Like political Lord Lucans, some of the unionist grandees are nowhere to be seen in this crisis.

Somewhere, too, out there in the wilderness, the lost tribe of former Ulster Unionist supporters is wandering aimlessly and apathetically. There may be as many as 40,000 forlorn souls who see no point in voting unionist any more.

Maybe they feel that the Union is so secure they don't need to. Maybe, they couldn't take the likes of David Trimble, Reg Empey and now Tom Elliott being in charge of their destiny. Whatever the reason, they are out there somewhere and any new leader must take the opportunity to garner their support.

To do so, Tom Elliott's successor will have to demonstrate a clearer vision of where the Ulster Unionist Party is heading. He will need also to have the personality and media-savvy mind to put across his message.

And, just as important, he must display better judgement in dealing with difficult issues internal and external to the party.

Damned if he does. Damned if he doesn't. That is the dilemma for the new leader.

The Ulster Unionist Party is not right, left or centre. It is not conservative or liberal. It is a unique mixture of all these components, some more than others.

In that respect the UUP is more like a church than a political party. Any leader - just like a Presbyterian Moderator - must be aware that if people don't like the sermon, they will walk away as so many have done already.

So here are some questions for the aspiring candidates to answer.

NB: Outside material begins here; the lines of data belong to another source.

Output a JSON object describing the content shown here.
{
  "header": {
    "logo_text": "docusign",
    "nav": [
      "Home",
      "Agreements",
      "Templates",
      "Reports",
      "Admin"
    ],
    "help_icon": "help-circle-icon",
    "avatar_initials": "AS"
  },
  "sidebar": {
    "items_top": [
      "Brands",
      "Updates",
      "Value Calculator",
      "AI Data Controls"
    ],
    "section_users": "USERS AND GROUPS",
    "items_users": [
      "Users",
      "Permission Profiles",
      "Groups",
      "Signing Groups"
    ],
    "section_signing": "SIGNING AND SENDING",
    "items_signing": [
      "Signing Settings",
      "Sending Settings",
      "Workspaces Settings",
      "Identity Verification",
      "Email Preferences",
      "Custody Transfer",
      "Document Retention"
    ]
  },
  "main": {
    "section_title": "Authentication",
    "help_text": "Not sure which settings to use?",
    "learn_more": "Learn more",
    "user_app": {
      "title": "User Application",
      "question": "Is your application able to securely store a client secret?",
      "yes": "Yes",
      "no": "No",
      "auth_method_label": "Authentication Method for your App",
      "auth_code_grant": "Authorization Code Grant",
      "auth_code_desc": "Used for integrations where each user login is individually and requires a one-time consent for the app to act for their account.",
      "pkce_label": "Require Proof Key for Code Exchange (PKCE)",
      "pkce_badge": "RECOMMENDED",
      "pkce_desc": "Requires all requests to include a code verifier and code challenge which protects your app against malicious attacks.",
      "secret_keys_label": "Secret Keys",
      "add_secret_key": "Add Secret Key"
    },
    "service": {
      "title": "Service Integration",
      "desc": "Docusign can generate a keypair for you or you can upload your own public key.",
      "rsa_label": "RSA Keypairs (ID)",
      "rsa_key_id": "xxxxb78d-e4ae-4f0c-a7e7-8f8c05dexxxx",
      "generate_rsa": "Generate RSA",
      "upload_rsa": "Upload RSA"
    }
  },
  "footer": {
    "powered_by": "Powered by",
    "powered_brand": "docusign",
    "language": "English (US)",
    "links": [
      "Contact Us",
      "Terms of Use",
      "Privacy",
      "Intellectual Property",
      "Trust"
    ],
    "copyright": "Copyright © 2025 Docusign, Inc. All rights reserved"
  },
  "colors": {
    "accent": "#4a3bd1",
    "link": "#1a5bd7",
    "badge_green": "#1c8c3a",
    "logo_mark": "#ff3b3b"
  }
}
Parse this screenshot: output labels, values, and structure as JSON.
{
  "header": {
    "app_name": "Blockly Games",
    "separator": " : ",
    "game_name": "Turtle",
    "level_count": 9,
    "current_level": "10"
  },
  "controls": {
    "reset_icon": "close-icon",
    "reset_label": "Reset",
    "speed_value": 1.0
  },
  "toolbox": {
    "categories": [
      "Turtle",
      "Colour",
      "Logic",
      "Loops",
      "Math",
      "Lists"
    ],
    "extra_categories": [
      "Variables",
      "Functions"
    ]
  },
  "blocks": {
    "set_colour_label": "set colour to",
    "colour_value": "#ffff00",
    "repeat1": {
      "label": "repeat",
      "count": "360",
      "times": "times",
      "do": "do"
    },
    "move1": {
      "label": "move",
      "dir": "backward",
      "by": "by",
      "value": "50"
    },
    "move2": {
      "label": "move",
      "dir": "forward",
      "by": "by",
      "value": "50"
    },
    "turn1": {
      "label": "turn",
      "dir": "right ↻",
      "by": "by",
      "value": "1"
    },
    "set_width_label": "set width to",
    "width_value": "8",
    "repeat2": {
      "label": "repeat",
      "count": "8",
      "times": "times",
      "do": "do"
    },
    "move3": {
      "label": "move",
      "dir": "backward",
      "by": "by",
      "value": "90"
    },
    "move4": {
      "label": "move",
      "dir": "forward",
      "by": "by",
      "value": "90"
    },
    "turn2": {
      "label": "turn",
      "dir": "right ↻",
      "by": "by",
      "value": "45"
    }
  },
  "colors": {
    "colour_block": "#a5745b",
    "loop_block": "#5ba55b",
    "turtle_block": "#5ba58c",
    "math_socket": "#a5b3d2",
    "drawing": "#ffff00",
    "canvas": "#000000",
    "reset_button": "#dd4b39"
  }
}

Will you keep the party in the Stormont Executive or does it have a better future in opposition? Will you take the party closer to the DUP, further away, or where? What do you see as the difference between the UUP and the DUP? Conservative or liberal unionist - how would consider yourself? Do you support or oppose linking up with the Conservative Party? What is your vision for Northern Ireland?

If I were a delegate selecting Tom Elliott's successor, I would want clear and unequivocal answers to all the above questions. Therein is the party's problem. Can any new leader muster sufficient agreement on all of the answers?

Damned if he does. Damned if he doesn't. Who would wish to be leader of the Ulster Unionist party?